The Psychology of Microlearning: Why it Works

Like fashion or music, corporate learning isn’t without its fads. And why not? Corporations are always looking for ways to educate and train employees. But don’t make the mistake of labeling microlearning a type of educational fad. While it may be packaged in a modern way, it’s actually a learning method proven by psychological and neurological studies. By understanding how the mind reacts to snippets of information, you can better see why microlearning is a viable method – never a fad.

Learner Motivation

What would you rather sit through: A long, boring lecture or a five minute interactive video? It’s a no-brainer. By utilizing microlearning as a method for corporate education, you motivate your learners by giving the ability to get through courses and training quickly.
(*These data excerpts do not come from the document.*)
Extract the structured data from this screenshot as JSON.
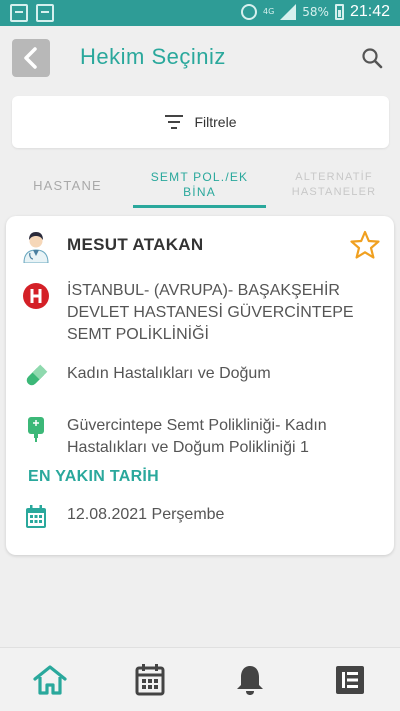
{
  "statusbar": {
    "network": "4G",
    "battery": "58%",
    "time": "21:42"
  },
  "header": {
    "title": "Hekim Seçiniz",
    "back_icon": "chevron-left-icon",
    "search_icon": "search-icon"
  },
  "filter": {
    "label": "Filtrele",
    "icon": "filter-icon"
  },
  "tabs": [
    {
      "label": "HASTANE",
      "active": false
    },
    {
      "label": "SEMT POL./EK BİNA",
      "active": true
    },
    {
      "label": "ALTERNATİF HASTANELER",
      "active": false
    }
  ],
  "card": {
    "doctor_name": "MESUT ATAKAN",
    "hospital": "İSTANBUL- (AVRUPA)- BAŞAKŞEHİR DEVLET HASTANESİ GÜVERCİNTEPE SEMT POLİKLİNİĞİ",
    "clinic": "Kadın Hastalıkları ve Doğum",
    "place": "Güvercintepe Semt Polikliniği- Kadın Hastalıkları ve Doğum Polikliniği 1",
    "nearest_label": "EN YAKIN TARİH",
    "date": "12.08.2021 Perşembe",
    "favorite": false
  },
  "bottom_nav": [
    "home-icon",
    "calendar-icon",
    "bell-icon",
    "list-icon"
  ],
  "colors": {
    "accent": "#2aa89c",
    "statusbar": "#2e9c96",
    "hospital_red": "#d42027",
    "star": "#f0a020"
  }
}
The ability to break off and digest information in chunks is much less daunting than a textbook of information, which means learners are more likely to be motivated to try.

Sense of Accomplishment

Similarly, the accomplishment one feels after completing a task can be called upon again and again when microlearning is used in place of more traditional training. From a quick video to reading a few flash cards or even taking a quick quiz, micro-lessons make learners feel accomplished. The result is a positive connection between the material and the learner.

Sensory Retention

Certain senses have short-term storage. Ocular retention, for example, is usually short because the eyes are constantly receiving new pictures and information. Therefore, the more senses activated by the learning process, the better the information retention. Reading a report only requires one sense, but watching and hearing a video and then sharing it on social networking takes three. The result is short-term memory more efficiently converted to long-term retention – a major boon for training and educational purposes.